What causes subacromial impingement?
- Irritation and impingement of the shoulder joint due to repeated motion
- Acute injury or accident involving the shoulder
- Poor posture where shoulders are constantly in a stooped position
- Shoulder instability
If a person has subacromial impingement, the symptoms will include:
- Pain in lifting shoulder to the front and above the head
- Weakness in the shoulder with gradual loss of function
- Swelling and stiffness of the shoulder
- Night pain, especially with rolling the shoulder
- Limited movement
- Hemorrhage in advanced cases
As the condition progresses, the symptoms worsen and gradually can lead to calcifications in the tendon space and loss of shoulder strength. The impingement can go through 3 stages, with both age and symptoms increasing with each stage.

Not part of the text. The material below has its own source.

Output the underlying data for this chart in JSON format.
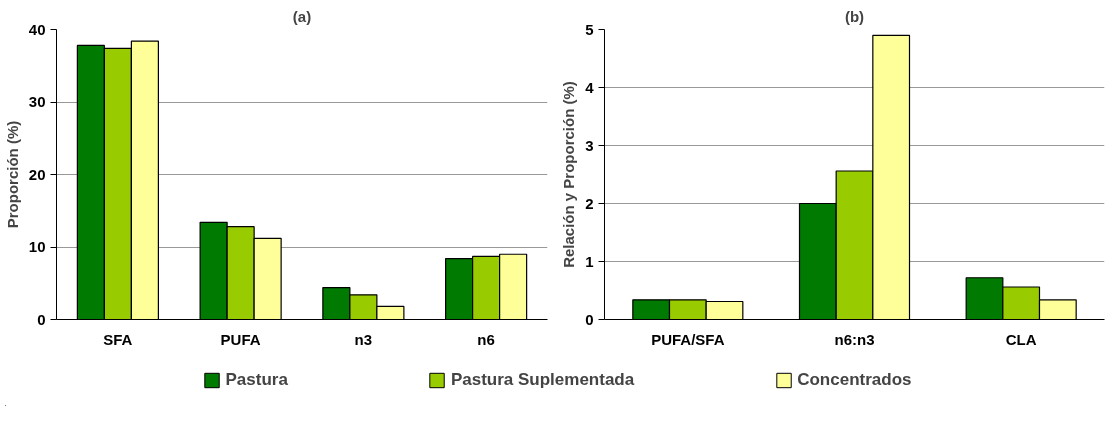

Diagnosis: A combination of history, clinical presentation, x-ray, and MRI are used in diagnosis. Specific tests like empty can are also useful in arriving at a diagnosis.
Management: Conservative measures like resting, ice and heat therapy, medications, and exercise are the first line of therapy. When the condition persists even after 3 to 4 months, then surgical intervention is required.
- Avoid activities which cause repetitive movement of the shoulder.
- Ice the area for 10 to 15 minutes every 4 to 6 hours through the day to reduce the inflammation.
- Compression also can be used which will help in pain control.
- Keep the shoulder elevated like in a sling to help in pain relief.
- Nonsteroidal anti-inflammatory medications can help control inflammation and pain, improve movement, and reduce swelling or stiffness.
- Exercise can be included in the daily routine as it improves the shoulder strength and flexibility.
- Surgery is usually considered the last resort. It is only when all the conservative measures fail, surgery is advised.